As a last point we address the dependence of results on the connectivity of networks, where up till now *k*_{out} = 6 has been used. For this purpose, experiments are repeated for out-degrees ranging between *k*_{out} = 3 and *k*_{out} = 10 where saturation is observed. To enable sensible comparisons between different connectivities, coupling strengths for each connectivity were tuned to give the same degree of phase synchronization for out-degree regular random networks as for the reference case of *k*_{out} = 6. In this way, for each connectivity experiments started with the same initial degree of phase synchronization. Then, competitive influence maximizing rewiring was carried out and the stationary values of *r* and the fraction of synchronizing configurations *n*_{
s
} were recorded. Results are displayed in Fig. 5c,d, where we notice that influence maximization increasingly leads to concurrent enhancement of synchronization the larger the connectivity of the network. In fact, we find transition-like behaviour: for low connectivities no enhancement of synchronization through influence maximization can be achieved, whereas for larger connectivities and large enough coupling strengths almost all configurations allowed for influence maximization to substantially boost synchronization.

## Discussion

In this paper we have considered a process of network formation between non-identical Kuramoto oscillators based on individual oscillators competitively rewiring their out-connections with an aim to maximize their influence on the collective. For this we identified oscillators’ native frequencies with their goals and subsequently considered a scenario in which each oscillator tries to arrange its connections with the aim to make the system synchronize to its native frequency. We have shown that outcomes of such competitive influence-maximizing rewiring depend on the coupling strength and connectivity. Regimes for low and intermediate coupling exist, in which networks are rewired towards core-periphery architectures in which at least part of the close-to center oscillators are recruited to a frequency locked cluster. More interestingly, however, for all the scenarios we investigated, a regime exists in which competitive influence between agents of very widely divergent goals drives the system toward a synchrony-enhanced state. We find that typical network configurations in this state bear many of the hallmarks of network organization previously associated with synchrony-enhancement^{20,22,24,29}. Additionally, however, networks also carry a signature resulting from the growth process of the largest synchronized cluster, namely particular correlations of native frequencies of adjacent oscillators.

Traditionally, as pioneered by^{37} influence maximization has been typically considered in the very different context of *one* agent attempting to convert opinions of sets of agents with binary opinions in probabilistic settings. In this paper we are the first to consider the other extreme of the spectrum: a set of *many* agents with widely divergent goals competitively attempting to maximize their individual impact on the system. As we show for the particular case of non-linearly diffusively coupled Kuramoto agents, such a process can actually enhance consensus formation. Interestingly, this is already the case if only a small fraction of agents take part in the rewiring and can be optimized if only a certain fraction of agents is active.

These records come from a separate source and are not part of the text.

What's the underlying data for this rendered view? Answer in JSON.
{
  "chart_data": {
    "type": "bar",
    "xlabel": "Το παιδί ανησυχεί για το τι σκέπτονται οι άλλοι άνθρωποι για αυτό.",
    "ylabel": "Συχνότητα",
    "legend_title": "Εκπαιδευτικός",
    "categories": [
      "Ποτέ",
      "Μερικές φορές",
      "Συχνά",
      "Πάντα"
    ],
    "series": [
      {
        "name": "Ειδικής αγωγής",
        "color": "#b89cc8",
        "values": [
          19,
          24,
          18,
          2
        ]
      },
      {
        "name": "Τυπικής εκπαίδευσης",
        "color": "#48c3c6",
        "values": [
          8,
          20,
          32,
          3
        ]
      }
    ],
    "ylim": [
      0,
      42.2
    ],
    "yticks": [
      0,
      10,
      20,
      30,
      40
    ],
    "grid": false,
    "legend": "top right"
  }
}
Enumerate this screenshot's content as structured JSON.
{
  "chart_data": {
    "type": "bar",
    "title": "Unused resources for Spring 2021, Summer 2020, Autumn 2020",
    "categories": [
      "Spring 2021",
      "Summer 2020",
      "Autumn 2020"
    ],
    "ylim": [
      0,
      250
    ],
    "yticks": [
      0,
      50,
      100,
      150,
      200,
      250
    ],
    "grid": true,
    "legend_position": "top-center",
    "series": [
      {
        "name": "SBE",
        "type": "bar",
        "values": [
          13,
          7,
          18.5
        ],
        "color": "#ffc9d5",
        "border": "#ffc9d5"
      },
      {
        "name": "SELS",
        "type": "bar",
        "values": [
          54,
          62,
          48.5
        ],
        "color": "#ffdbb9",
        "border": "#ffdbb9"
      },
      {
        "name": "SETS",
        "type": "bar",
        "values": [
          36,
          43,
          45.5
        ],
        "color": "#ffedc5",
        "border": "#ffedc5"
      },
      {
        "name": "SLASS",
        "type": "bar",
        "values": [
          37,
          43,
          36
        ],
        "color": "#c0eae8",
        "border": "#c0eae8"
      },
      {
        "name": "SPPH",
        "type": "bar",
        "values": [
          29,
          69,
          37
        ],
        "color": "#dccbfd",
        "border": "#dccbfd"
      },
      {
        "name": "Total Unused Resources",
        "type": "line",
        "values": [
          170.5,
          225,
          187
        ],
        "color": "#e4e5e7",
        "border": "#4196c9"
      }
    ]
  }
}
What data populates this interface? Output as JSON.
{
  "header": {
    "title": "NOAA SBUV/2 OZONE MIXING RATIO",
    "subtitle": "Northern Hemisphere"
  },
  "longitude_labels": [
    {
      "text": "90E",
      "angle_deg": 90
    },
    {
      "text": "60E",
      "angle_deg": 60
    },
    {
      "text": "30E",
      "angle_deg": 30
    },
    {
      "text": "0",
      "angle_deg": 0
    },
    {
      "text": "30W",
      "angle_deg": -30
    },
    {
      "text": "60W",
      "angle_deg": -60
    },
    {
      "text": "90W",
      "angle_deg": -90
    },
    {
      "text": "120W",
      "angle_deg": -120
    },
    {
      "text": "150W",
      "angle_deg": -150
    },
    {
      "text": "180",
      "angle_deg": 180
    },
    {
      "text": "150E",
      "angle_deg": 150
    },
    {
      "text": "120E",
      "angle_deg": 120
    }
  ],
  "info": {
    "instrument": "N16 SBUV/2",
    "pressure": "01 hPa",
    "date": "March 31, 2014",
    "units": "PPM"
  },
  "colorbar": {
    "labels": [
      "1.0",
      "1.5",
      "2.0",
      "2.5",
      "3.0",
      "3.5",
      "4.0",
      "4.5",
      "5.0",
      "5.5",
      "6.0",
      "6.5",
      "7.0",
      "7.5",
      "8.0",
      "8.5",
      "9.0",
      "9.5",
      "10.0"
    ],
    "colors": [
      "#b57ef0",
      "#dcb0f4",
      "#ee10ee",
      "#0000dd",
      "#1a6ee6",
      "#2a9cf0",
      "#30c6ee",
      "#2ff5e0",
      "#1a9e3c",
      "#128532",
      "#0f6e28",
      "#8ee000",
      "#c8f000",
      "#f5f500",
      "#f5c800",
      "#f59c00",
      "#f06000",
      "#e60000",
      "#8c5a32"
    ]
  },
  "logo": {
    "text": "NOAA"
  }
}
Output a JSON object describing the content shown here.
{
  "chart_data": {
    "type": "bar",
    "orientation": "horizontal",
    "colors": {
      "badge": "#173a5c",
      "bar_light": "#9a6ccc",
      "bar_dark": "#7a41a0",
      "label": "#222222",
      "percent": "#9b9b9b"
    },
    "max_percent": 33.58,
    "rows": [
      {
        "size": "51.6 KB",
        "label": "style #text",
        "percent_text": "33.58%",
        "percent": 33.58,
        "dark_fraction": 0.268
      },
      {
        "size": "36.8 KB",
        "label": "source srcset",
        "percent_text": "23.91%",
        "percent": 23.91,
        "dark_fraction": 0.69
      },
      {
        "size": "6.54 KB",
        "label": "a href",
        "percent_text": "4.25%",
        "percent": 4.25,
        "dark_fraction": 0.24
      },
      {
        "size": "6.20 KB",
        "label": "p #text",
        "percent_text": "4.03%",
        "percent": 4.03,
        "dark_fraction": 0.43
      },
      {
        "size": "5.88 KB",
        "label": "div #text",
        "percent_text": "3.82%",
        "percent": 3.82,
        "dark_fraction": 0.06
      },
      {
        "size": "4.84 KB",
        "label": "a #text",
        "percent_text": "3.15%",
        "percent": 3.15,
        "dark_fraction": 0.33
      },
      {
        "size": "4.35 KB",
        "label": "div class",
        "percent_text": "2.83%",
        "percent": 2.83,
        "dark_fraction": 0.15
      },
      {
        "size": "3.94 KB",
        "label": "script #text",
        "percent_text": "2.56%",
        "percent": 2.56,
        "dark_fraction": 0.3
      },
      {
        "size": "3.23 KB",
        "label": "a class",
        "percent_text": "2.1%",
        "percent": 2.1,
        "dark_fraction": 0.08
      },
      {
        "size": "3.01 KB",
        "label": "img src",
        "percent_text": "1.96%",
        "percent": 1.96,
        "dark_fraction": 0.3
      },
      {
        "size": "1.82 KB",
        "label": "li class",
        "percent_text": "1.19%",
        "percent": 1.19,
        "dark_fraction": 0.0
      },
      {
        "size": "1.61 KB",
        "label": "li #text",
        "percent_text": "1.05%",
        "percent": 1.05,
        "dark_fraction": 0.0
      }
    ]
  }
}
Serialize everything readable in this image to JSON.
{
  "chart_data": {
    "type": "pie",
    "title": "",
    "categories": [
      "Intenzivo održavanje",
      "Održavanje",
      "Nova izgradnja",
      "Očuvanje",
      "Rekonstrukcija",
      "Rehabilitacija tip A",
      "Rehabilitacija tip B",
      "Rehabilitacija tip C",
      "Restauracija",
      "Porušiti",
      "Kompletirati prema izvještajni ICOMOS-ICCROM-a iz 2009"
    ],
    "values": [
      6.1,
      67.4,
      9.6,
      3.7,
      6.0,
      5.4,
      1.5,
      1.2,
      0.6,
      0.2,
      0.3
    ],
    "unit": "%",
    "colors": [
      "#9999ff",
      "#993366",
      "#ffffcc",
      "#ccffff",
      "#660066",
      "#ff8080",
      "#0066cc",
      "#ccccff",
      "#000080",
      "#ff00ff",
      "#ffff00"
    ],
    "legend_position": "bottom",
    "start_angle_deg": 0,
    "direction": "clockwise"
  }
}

We believe our results are of importance in at least two respects. First, to our knowledge, synchrony-enhancement has mostly been considered in a context where a central planner has the power to arrange system structure^{18,20,23}. Here we show how enhanced synchrony might arise as a by-product of influence maximization which might be a more realistic pathway for systems comprised of many self-interested heterogeneous agents. Second, results of this work would be of interest in the wider context of consensus formation in social dynamics^{38}. One wonders if our particular results in the context of the Kuramoto model can be generalized to typical models of consensus formation, which we believe is an interesting direction for future work.

## References

- 1.
Pikovsky, A., Rosenblum, M. & Kurths, J.

*Synchronization: A Universal Concept in Nonlinear Sciences*. (Cambridge University Press, Cambridge, UK, 2003). - 2.
Arenas, A., Diaz-Guilera, A., Kurths, J., Moreno, Y. & Zhou, C. Synchronization in complex networks.

*Phys. Rep.***469**, 93–153 (2008). - 3.
Dörfler, F. & Bullo, F. Synchronization in complex networks of phase oscillators: A survey.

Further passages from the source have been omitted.